Parece entonces irrefrenable estudiar al individuo antes que el contexto en el que nació y se educó para dictar sentencias en casos individuales: para el universo penal, el énfasis estará puesto cada vez más en los datos que arroja el estudio de la personalidad y sus desórdenes antes que en los de corte puramente sociológicos, que por definición son generalistas. ¿Y sobre qué modelos descansa el estudio de la personalidad? Sobre los modelos cognitivo-comportamentalistas o conductistas. Una investigación llevada a término por Terrie Moffit en 1993 concluyó, por ejemplo, que las personas encarceladas por crímenes caen en dos grupos muy bien diferenciados: aquellos cuyos agravios se limitaron a la adolescencia y aquellos cuyo comportamiento antisocial comenzó mucho antes y persiste en la mediana edad y más allá. La edad de mayor riesgo, según el muestreo de Moffit, son los 17, y la mayoría de los criminales en actividad es adolescente. En sus tempranos veinte, sin embargo, el número de delincuentes activos decrece en un 50 por ciento y, a los 28, casi el 85 por ciento de los que alguna vez cometieron delito dejan de hacerlo. No obstante, son los adolescentes quienes cometen los crímenes más serios y violentos.

Muy a menudo, los científicos que estudian los orígenes del comportamiento “antisocial” agrupados bajo la égida del cognitivismo-comportamentalismo se han visto acusados de reduccionistas o de que sus explicaciones son deterministas. Recientemente, el Centro de Estudios de Crimen y Justicia del King’s College de Londres emitió una dura condena a las investigaciones del tipo de Moffit y todas aquellas deudoras de los modelos genéticos y cognitivo-comportamentalista: “Promueven un fundamentalismo genético y una creencia en una mítica, no en una real genética”, y advirtieron acerca de los usos políticos autoritarios que podrían atribuirse a los llamados “perfiles de riesgo”. Los investigadores, a su vez, replican: los estudios en paralelo, el trabajo sobre los genes, sobre los déficit cognitivos y neurológicos, y las interacciones ambientales, ofrecen diagnósticos que describen tan sólo correlaciones, riesgos y probabilidades, no consecuencias inevitables.

Pero las visiones distópicas de la sociedad resultan indelebles: una alarma que supieron explotar con éxito obras pop como La naranja mecánica de Anthony Burgess hasta el film de Steven Spielberg, Minority Report. ¿Cómo no temer a un eventual ambicioso presidente, ajeno a la distinción entre predicción y probabilidad, que decida juzgar a una persona por su ADN o su genotipo?

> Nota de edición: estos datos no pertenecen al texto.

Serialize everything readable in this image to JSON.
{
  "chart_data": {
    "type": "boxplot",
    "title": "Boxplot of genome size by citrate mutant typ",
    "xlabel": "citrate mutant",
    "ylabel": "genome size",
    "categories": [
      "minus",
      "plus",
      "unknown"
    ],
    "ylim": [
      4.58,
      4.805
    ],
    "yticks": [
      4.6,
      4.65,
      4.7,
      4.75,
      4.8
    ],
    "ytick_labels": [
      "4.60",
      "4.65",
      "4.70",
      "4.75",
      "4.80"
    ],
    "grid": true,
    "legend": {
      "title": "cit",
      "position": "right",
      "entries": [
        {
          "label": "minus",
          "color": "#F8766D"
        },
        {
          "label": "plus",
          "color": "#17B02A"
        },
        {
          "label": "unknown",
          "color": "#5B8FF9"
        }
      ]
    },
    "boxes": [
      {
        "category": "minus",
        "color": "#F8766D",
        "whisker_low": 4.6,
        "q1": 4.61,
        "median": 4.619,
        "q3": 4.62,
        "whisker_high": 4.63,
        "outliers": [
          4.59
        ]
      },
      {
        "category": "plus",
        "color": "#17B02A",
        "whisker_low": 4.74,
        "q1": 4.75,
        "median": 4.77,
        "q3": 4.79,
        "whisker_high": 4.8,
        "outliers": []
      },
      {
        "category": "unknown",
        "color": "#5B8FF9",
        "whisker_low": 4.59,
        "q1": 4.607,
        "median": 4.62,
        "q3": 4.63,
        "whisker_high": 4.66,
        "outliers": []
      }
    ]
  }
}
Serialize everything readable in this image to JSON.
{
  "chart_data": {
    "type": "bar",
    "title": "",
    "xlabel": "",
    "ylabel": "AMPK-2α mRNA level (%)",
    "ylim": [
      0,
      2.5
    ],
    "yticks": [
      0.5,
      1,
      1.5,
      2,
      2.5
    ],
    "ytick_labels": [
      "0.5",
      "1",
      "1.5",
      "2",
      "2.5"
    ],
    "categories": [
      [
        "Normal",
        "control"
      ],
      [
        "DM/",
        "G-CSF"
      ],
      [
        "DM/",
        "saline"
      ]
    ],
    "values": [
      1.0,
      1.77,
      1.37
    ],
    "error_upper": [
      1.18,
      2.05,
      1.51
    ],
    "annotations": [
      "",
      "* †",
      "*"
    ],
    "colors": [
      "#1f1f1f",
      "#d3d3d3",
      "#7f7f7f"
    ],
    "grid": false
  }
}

Pero, a su vez, lo otro es cierto: ¿cómo tirar por la borda investigaciones tan ricas en datos, que ya están colaborando, mediante “intervenciones” precisas, en la reducción de la marginalidad y el delito? Investigaciones que, desde luego, no podrán prescindir de una conciencia, moral y política, con respecto a los avatares de ofrecer información sobre ciudadanos en una democracia que aspire a ser completa.